Por si fuera poco, Roberto pretende aportar una prueba: ‘Y un sabio moro dijo que es posible deducirlo incluso de una página del Corán’.
Caspar estalla. Su respuesta apocalíptica es el reflejo de los arranques magníficamente elaborados y teatrales de los científicos eclesiásticos de su tiempo: Atanasio Kircher incluso. Llevar a cabo la síntesis entre razón y fe, entre conocimiento científico y tradición, era algo que aún entonces estaba lejos de poder realizarse. Caspar anatemiza:
-¿Y tú dices a mí que el Korán probaba la verdad de una cosa? ¡Oh, omnipotente Dios, te ruego fulmina a este vanísimo ventoso vanaglorioso petulante turbulento revoltoso asnihombre cachidiablo perro et demonio, malhadado mastín morboso, que él no pone más pie en este navío!
Ambos hacen las paces, y entonces vuelve a asomar un problema no menor que el del principio del tiempo: ¿dónde se encontraba el meridiano cero, en el momento mismo en que Dios crea cielos y tierra?

La isla y el fénix
El argumento es complicado, aunque podría resumirse así:
El cuarto día de la creación, cuando Dios hace las grandes lumbreras del cielo, ¿en qué punto comenzó el tiempo? La tierra ya creada está en reposo, el sol es creado y Caspar intuye que Dios mismo se toma 12 horas para ir insuflando el fuego suficiente al sol, para alumbrar a la tierra y proseguir su tarea milenio tras milenio de años. Comenzaría como un carbón, apagado, y la bondad del Creador iría encendiendo paulatinamente al gran astro rey, hasta que fuese capaz de alcanzar su punto álgido, exactamente a las doce del mediodía. Después, los ciclos del día y la noche quedarían establecidos de una vez por siempre, visto que Dios no puede hacer cosas imperfectas, y en razón de los meridianos terrestres, no podía permitir que existiese en lugar alguno sobre la tierra un día que sólo durase 12 horas, cosa que efectivamente sucedería de haber creado al Sol plenamente reluciente.

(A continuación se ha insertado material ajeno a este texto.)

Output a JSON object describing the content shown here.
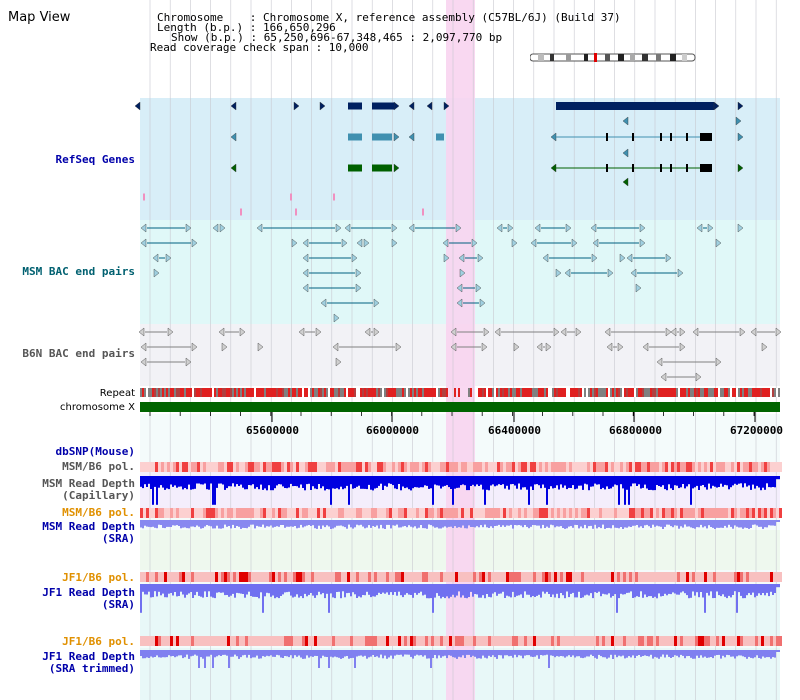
{
  "title": "Map View",
  "info": {
    "chromosome": "Chromosome    : Chromosome X, reference assembly (C57BL/6J) (Build 37)",
    "length": "Length (b.p.) : 166,650,296",
    "show": "Show (b.p.) : 65,250,696-67,348,465 : 2,097,770 bp",
    "coverage": "Read coverage check span : 10,000"
  },
  "tracks": {
    "refseq": "RefSeq Genes",
    "msm_bac": "MSM BAC end pairs",
    "b6n_bac": "B6N BAC end pairs",
    "repeat": "Repeat",
    "chromosome": "chromosome X",
    "dbsnp": "dbSNP(Mouse)",
    "msm_pol_1": "MSM/B6 pol.",
    "msm_depth_cap_1": "MSM Read Depth",
    "msm_depth_cap_2": "(Capillary)",
    "msm_pol_2": "MSM/B6 pol.",
    "msm_depth_sra_1": "MSM Read Depth",
    "msm_depth_sra_2": "(SRA)",
    "jf1_pol_1": "JF1/B6 pol.",
    "jf1_depth_sra_1": "JF1 Read Depth",
    "jf1_depth_sra_2": "(SRA)",
    "jf1_pol_2": "JF1/B6 pol.",
    "jf1_depth_trim_1": "JF1 Read Depth",
    "jf1_depth_trim_2": "(SRA trimmed)"
  },
  "axis_ticks": [
    "65600000",
    "66000000",
    "66400000",
    "66800000",
    "67200000"
  ],
  "colors": {
    "refseq_bg": "#d8eef8",
    "msm_bg": "#e0f8f8",
    "b6n_bg": "#f0f0f6",
    "highlight": "#f8d8f0",
    "chrom_bar": "#006400",
    "gene_dark": "#002060",
    "gene_mid": "#4090b0",
    "gene_green": "#006000",
    "bac_teal": "#006080",
    "bac_gray": "#808080"
  }
}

Caspar sabe que se encuentra justo a un lado del Meridiano Cero. Toda su vida tiene por fin una razón: se encuentra en el punto a partir del cual la historia humana tiene sentido, como un transcurrir permanente. La isla visible a una milla de distancia está del otro lado del meridiano, por lo que aunque es visible desde el navío, están viendo la isla de un día anterior. Sólo sería necesario nadar un poco para retroceder el tiempo en un día, para comenzar a vivir ‘en el ayer’. Aquí la imagen de una Paloma Naranjada, habitante singular de la isla, cobra mayor fuerza. Es esta Paloma el indicio de que se encuentran efectivamente ante la isla de la creación, la primera isla a partir de la cual comienza a correr el tiempo, y desde donde parten todos los meridianos. Más que la Paloma Naranjada sería el Ave Fénix que habitaría en el corazón mismo del Paraíso.
El calibre de una historia como esta es tan inhumano, que Umberto Eco no puede saldar la novela con un final ‘académico’. Su jesuita desaparece en el mar haciendo uso de una primitiva campana de buceo, Roberto parece que a poco se embarca en otro naufragio que comenzaría en la bahía de la isla llevándole a recorrer el Pacífico, perdiéndolo en sus entrañas de agua y sal.
Umberto Eco no dejó de lado el aspecto lúdico en esta novela, henchida de conceptos científicos y pequeños guiños históricos, aunque él mismo confiesa abiertamente en una de sus páginas:
‘Para sobrevivir, hace falta contar historias’.
Y quizá la Gran Historia Universal, que incluye a todos los pueblos y todas las épocas, no es otra cosa sino la crónica ríspida y risible de los intentos de supervivencia del hombre, aunados al afán de alcanzar el futuro ideal, al que se llega siempre irremediablemente tarde.